29
votes

I am trying to use some AOP in my Python programming, but I do not have any experience of the various libraries that exist.

So my question are:

What AOP support exists for Python? And what are the advantages of the differents libraries between them?


Edit

I've found some, but I don't know how they compare:

Edit 2

In which context will I use these?

I have two applications, written in Python, which have typically methods which compute taxes and other money things. I'd like to be able to write a "skeleton" of a functionality, and customize it at runtime, for example changing the way local taxes are applied (by country, or state, or city, etc.) without having to overload the full stack.

6
links no longer workAdam Hughes

6 Answers

7
votes

Edit: I no longer maintain pytilities and it has been unmaintained for years. You may want to consider one of the other answers instead or this list on Wikipedia.

Another AOP library for python would be pytilities (Documentation; svn repo). It is currently the most powerful (as far as I know).

Its features are:

  • make reusable Aspect classes
  • apply multiple aspects to an instance or class
  • unapply aspects to an instance/class
  • add new attributes to an instance by using an aspect
  • apply advice to all attributes of an instance/class
  • ...

It also has other goodies such as some special descriptors (see the documentation)

24
votes

See S.Lott's link about Python decorators for some great examples, and see the defining PEP for decorators.

Python had AOP since the beginning, it just didn't have an impressive name.
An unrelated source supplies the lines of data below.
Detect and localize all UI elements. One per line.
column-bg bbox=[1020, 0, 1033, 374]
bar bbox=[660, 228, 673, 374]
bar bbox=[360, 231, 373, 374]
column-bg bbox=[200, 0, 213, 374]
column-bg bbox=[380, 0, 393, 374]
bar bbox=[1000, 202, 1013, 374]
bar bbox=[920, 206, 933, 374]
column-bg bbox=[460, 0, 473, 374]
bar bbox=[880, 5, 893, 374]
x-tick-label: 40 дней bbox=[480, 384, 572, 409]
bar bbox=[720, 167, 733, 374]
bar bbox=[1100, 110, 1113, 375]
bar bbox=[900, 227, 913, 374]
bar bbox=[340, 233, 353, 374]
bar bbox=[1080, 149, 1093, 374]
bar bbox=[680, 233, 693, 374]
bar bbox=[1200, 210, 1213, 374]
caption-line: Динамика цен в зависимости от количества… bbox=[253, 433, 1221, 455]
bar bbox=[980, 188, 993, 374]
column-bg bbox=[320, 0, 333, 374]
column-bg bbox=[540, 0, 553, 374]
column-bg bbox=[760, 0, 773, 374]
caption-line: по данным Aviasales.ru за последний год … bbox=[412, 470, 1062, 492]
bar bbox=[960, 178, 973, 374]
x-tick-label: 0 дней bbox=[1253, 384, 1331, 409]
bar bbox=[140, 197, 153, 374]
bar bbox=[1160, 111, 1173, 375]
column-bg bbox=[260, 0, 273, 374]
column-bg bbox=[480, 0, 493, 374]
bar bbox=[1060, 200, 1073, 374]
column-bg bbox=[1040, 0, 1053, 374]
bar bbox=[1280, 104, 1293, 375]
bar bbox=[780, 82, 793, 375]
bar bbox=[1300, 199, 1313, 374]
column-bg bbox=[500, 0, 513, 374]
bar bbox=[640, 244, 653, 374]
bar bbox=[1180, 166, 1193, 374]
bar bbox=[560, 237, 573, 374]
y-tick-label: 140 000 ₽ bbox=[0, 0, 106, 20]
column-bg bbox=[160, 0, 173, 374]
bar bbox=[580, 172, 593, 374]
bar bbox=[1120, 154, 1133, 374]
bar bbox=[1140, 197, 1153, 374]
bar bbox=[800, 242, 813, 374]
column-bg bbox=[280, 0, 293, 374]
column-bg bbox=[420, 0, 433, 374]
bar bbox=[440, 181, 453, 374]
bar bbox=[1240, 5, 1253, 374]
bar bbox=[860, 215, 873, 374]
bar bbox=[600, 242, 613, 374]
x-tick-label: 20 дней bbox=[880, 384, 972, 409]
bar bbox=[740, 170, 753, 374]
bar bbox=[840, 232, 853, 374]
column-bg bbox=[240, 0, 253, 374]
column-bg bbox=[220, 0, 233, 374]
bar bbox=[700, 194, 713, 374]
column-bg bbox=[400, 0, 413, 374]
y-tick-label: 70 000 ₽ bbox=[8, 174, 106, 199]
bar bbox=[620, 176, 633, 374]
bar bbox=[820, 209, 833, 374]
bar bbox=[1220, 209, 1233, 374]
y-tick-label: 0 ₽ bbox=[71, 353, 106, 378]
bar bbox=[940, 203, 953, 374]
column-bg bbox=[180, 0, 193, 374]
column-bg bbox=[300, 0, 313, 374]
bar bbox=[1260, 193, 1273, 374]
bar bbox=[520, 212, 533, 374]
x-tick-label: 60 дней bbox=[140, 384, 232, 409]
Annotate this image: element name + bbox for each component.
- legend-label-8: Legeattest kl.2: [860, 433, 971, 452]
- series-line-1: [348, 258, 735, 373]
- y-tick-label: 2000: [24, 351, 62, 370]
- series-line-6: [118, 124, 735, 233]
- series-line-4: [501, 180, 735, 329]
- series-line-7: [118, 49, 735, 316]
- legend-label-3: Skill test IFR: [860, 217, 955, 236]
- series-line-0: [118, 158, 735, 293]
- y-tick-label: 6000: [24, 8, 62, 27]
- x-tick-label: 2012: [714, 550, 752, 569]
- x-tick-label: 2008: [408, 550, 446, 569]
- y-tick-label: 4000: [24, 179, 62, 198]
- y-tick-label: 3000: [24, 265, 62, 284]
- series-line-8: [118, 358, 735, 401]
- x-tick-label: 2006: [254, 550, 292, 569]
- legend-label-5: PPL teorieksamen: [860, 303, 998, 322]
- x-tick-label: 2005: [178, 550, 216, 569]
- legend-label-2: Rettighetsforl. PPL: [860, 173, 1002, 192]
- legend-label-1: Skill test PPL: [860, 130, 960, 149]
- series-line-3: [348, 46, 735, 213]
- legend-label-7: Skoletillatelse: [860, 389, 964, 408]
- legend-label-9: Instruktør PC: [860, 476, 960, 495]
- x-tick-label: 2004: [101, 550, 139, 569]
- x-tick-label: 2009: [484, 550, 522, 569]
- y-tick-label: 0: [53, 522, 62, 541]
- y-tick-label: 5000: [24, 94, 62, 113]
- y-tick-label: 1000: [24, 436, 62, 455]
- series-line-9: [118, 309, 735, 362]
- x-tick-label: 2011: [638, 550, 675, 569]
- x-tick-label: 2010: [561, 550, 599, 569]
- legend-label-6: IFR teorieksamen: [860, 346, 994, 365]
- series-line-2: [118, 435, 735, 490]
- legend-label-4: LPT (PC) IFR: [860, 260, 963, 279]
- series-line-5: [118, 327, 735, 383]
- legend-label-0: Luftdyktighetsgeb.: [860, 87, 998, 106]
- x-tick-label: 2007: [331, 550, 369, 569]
In Python 2.4 the decorator syntax was added, which makes applying decorators very nice syntactically.

Maybe if you want to apply decorators based on rules you would need a library, but if you're willing to mark the relevant functions/methods when you declare them you probably don't.

Here's an example for a simple caching decorator (I wrote it for this question):

import pickle, functools
def cache(f):
  _cache = {}
  def wrapper(*args, **kwargs):
    key = pickle.dumps((args, kwargs))
    if key not in _cache:
      _cache[key] = f(*args, **kwargs) # call the wrapped function, save in cache
    return _cache[key] # read value from cache
  functools.update_wrapper(wrapper, f) # update wrapper's metadata
  return wrapper

import time
@cache
def foo(n):
  time.sleep(2)
  return n*2

foo(10) # first call with parameter 10, sleeps
foo(10) # returns immediately
6
votes

In Python, aspect-oriented programming typically consists of dynamically modifying classes and instances at runtime, which is commonly referred to as monkeypatching. In an answer to another AOP question, I summarized some of these use cases for AOP in Python.

3
votes

What about the BSD-licensed python-aspectlib?

Implementation status

Weaving functions, methods, instances and classes is completed.

3
votes

Using annotations is not really AOP, because the weaving process is somewhat hard-coded.

There are several AOP frameworks in Python (I counted and compared 8 of them, of which Aspyct was the clear winner).

I'm going to publish a paper with my findings on one of the next conferences, including a real-life industry use case.

1
votes

I'd start with the Python Decorator Library. Much of that is AOP kind of stuff.